Ma noi conosciamo quello che non sappiamo di non conoscere?

Ma noi conosciamo quello che non sappiamo di non conoscere?

Visita alla XXIII Esposizione Internazionale di Triennale Milano «Unknown Unknowns. An Introduction to Mysteries»

 

MILANO. Superato lo scioglilingua del titolo e ancora incerti su come conoscere ciò che non si sa di non conoscere – non crediate che il più sintetico inglese Unknown Unknowns vi aiuti – si apre allo spettatore un’esposizione varia e composita.

Ambizioso e anche un poco oscuro il tema – le sezioni vengono ampiamente spiegate in un’affollata quanto lunga conferenza stampa – la XXIII edizione internazionale è scandita in spazi e modalità piuttosto tradizionali, soprattutto rispetto ai “termini non strettamente disciplinari” che il presidente Stefano Boeri dichiara essere alla base di questa edizione. Edizione che segue “Broken Nature” di Paola Antonelli del 2019, dalla quale sono passati tre anni che “hanno portato il conflitto della natura dentro di noi sotto forma di virus” costringendoci, sempre secondo Boeri, a guardare l’ignoto attraverso una rassegna che “non offre soluzioni, ma pone domande”.

 

Un arcipelago di mostre

Così il tema, vastissimo, prende forma in un arcipelago di mostre che spaziano dalla storia all’arte, dall’astrofisica alle culture nazionali, dalla tecnologia dei materiali all’autobiografia, consegnando allo spettatore il compito d’istituire corrispondenze per portare squarci di luce sull’ignoto, pensiamo noi. Ma forse non è proprio così, visto che Ersilia Vaudo, main curator, ci istruisce sulla nostra appartenenza ad “una realtà che ci prescinde, ma che ci contiene”.

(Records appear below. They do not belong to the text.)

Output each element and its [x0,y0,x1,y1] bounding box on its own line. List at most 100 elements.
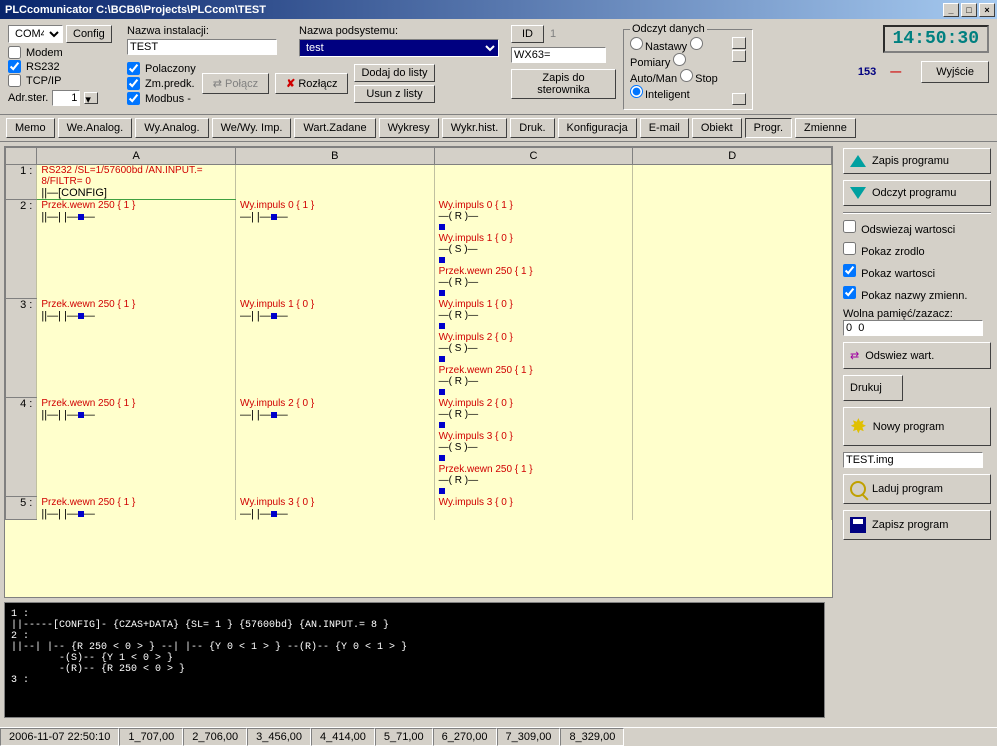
tab-memo[interactable]: Memo [6,118,55,138]
install-input[interactable] [127,39,277,55]
modem-checkbox[interactable]: Modem [8,46,115,59]
config-button[interactable]: Config [66,25,112,43]
cell-b[interactable] [236,165,435,200]
pokaz-nazwy-checkbox[interactable]: Pokaz nazwy zmienn. [843,286,991,302]
tab-obiekt[interactable]: Obiekt [692,118,742,138]
tab-wyanalog[interactable]: Wy.Analog. [135,118,208,138]
od-btn2[interactable] [732,50,746,62]
status-number: 153 [858,66,876,78]
nowy-program-button[interactable]: ✸ Nowy program [843,407,991,446]
odswiezaj-checkbox[interactable]: Odswiezaj wartosci [843,220,991,236]
wyjscie-button[interactable]: Wyjście [921,61,989,83]
tab-wykrhist[interactable]: Wykr.hist. [442,118,508,138]
pokaz-zrodlo-checkbox[interactable]: Pokaz zrodlo [843,242,991,258]
star-icon: ✸ [850,414,867,439]
status-cell: 2006-11-07 22:50:10 [0,728,119,746]
cell-b[interactable]: Wy.impuls 1 { 0 }—| |—— [236,299,435,398]
odswiez-wart-button[interactable]: ⇄ Odswiez wart. [843,342,991,369]
zapis-sterownik-button[interactable]: Zapis do sterownika [511,69,616,99]
status-cell: 6_270,00 [433,728,497,746]
close-button[interactable]: × [979,3,995,17]
tcpip-checkbox[interactable]: TCP/IP [8,74,115,87]
odczyt-programu-button[interactable]: Odczyt programu [843,180,991,206]
od-btn1[interactable] [732,37,746,49]
adr-spinner[interactable]: ▾ [84,92,98,104]
clock: 14:50:30 [883,25,989,53]
wx-input[interactable] [511,47,606,63]
col-A[interactable]: A [37,148,236,165]
drukuj-button[interactable]: Drukuj [843,375,903,401]
rownum[interactable]: 1 : [6,165,37,200]
rownum[interactable]: 4 : [6,398,37,497]
minimize-button[interactable]: _ [943,3,959,17]
cell-a[interactable]: Przek.wewn 250 { 1 }||—| |—— [37,398,236,497]
nastawy-radio[interactable]: Nastawy [630,41,687,53]
cell-d[interactable] [633,200,832,299]
polacz-button[interactable]: ⇄ Połącz [202,73,269,94]
subsys-select[interactable]: test [299,39,499,57]
stop-radio[interactable]: Stop [680,73,718,85]
cell-d[interactable] [633,165,832,200]
tab-zmienne[interactable]: Zmienne [795,118,856,138]
tab-progr[interactable]: Progr. [745,118,792,138]
rownum[interactable]: 2 : [6,200,37,299]
tab-wykresy[interactable]: Wykresy [379,118,439,138]
col-B[interactable]: B [236,148,435,165]
tab-wewyimp[interactable]: We/Wy. Imp. [212,118,292,138]
zapis-programu-button[interactable]: Zapis programu [843,148,991,174]
usun-button[interactable]: Usun z listy [354,85,434,103]
rownum[interactable]: 3 : [6,299,37,398]
status-cell: 7_309,00 [497,728,561,746]
tab-druk[interactable]: Druk. [510,118,554,138]
modbus-checkbox[interactable]: Modbus - [127,92,196,105]
laduj-program-button[interactable]: Laduj program [843,474,991,504]
polaczony-checkbox[interactable]: Polaczony [127,62,196,75]
cell-d[interactable] [633,299,832,398]
cell-c[interactable]: Wy.impuls 0 { 1 }—( R )—Wy.impuls 1 { 0 … [434,200,633,299]
cell-c[interactable]: Wy.impuls 1 { 0 }—( R )—Wy.impuls 2 { 0 … [434,299,633,398]
cell-a[interactable]: Przek.wewn 250 { 1 }||—| |—— [37,299,236,398]
maximize-button[interactable]: □ [961,3,977,17]
cell-c[interactable] [434,165,633,200]
status-cell: 8_329,00 [560,728,624,746]
cell-a[interactable]: Przek.wewn 250 { 1 }||—| |—— [37,200,236,299]
zmpredk-checkbox[interactable]: Zm.predk. [127,77,196,90]
pokaz-wartosci-checkbox[interactable]: Pokaz wartosci [843,264,991,280]
cell-b[interactable]: Wy.impuls 2 { 0 }—| |—— [236,398,435,497]
top-panel: COM4 Config Modem RS232 TCP/IP Adr.ster.… [0,19,997,115]
file-input[interactable] [843,452,983,468]
tab-wartzadane[interactable]: Wart.Zadane [294,118,375,138]
adr-input[interactable] [52,90,80,106]
cell-b[interactable]: Wy.impuls 0 { 1 }—| |—— [236,200,435,299]
rownum[interactable]: 5 : [6,497,37,520]
id-button[interactable]: ID [511,25,544,43]
tab-bar: MemoWe.Analog.Wy.Analog.We/Wy. Imp.Wart.… [0,115,997,142]
rs232-checkbox[interactable]: RS232 [8,60,115,73]
ladder-sheet[interactable]: ABCD 1 :RS232 /SL=1/57600bd /AN.INPUT.= … [4,146,833,598]
cell-a[interactable]: Przek.wewn 250 { 1 }||—| |—— [37,497,236,520]
cell-c[interactable]: Wy.impuls 2 { 0 }—( R )—Wy.impuls 3 { 0 … [434,398,633,497]
od-btn3[interactable] [732,93,746,105]
install-label: Nazwa instalacji: [127,25,289,37]
status-cell: 1_707,00 [119,728,183,746]
tab-weanalog[interactable]: We.Analog. [58,118,133,138]
cell-c[interactable]: Wy.impuls 3 { 0 } [434,497,633,520]
dodaj-button[interactable]: Dodaj do listy [354,64,434,82]
cell-b[interactable]: Wy.impuls 3 { 0 }—| |—— [236,497,435,520]
cell-d[interactable] [633,497,832,520]
window-title: PLCcomunicator C:\BCB6\Projects\PLCcom\T… [2,4,941,16]
cell-d[interactable] [633,398,832,497]
console[interactable]: 1 : ||-----[CONFIG]- {CZAS+DATA} {SL= 1 … [4,602,825,718]
wolna-input[interactable] [843,320,983,336]
inteligent-radio[interactable]: Inteligent [630,89,690,101]
com-port-select[interactable]: COM4 [8,25,63,43]
tab-konfiguracja[interactable]: Konfiguracja [558,118,637,138]
tab-email[interactable]: E-mail [640,118,689,138]
zapisz-program-button[interactable]: Zapisz program [843,510,991,540]
status-cell: 5_71,00 [375,728,433,746]
col-D[interactable]: D [633,148,832,165]
col-C[interactable]: C [434,148,633,165]
cell-a[interactable]: RS232 /SL=1/57600bd /AN.INPUT.= 8/FILTR=… [37,165,236,200]
rozlacz-button[interactable]: ✘ Rozłącz [275,73,348,94]
wolna-label: Wolna pamięć/zazacz: [843,308,953,320]
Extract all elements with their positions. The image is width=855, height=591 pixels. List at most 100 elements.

La mostra tematica principale, curata dalla astrofisica stessa e allestita da Joseph Grima, vuole liberare le creatività multidisciplinari superando gli stereotipi dello sconosciuto e cambiando il punto di osservazione per lasciarsi andare in una dimensione che provoca stupore e poesia. L’apertura è con la riproduzione della Fuga in Egitto di Adam Elsheimer (1609), dipinto dove compare la prima rappresentazione della via lattea, per poi proseguire con opere fra arte, scienza e matematica scoprendo, alfine, che il futuro dei nostri cieli è mappato per i prossimi unmilioneseicentomila anni. L’allestimento rimane ben saldo sull’ordine opera basamento/parete didascalia e l’innovazione della stampa 3d produce basi inamovibili che, s’immagina, verranno riciclate come materiale.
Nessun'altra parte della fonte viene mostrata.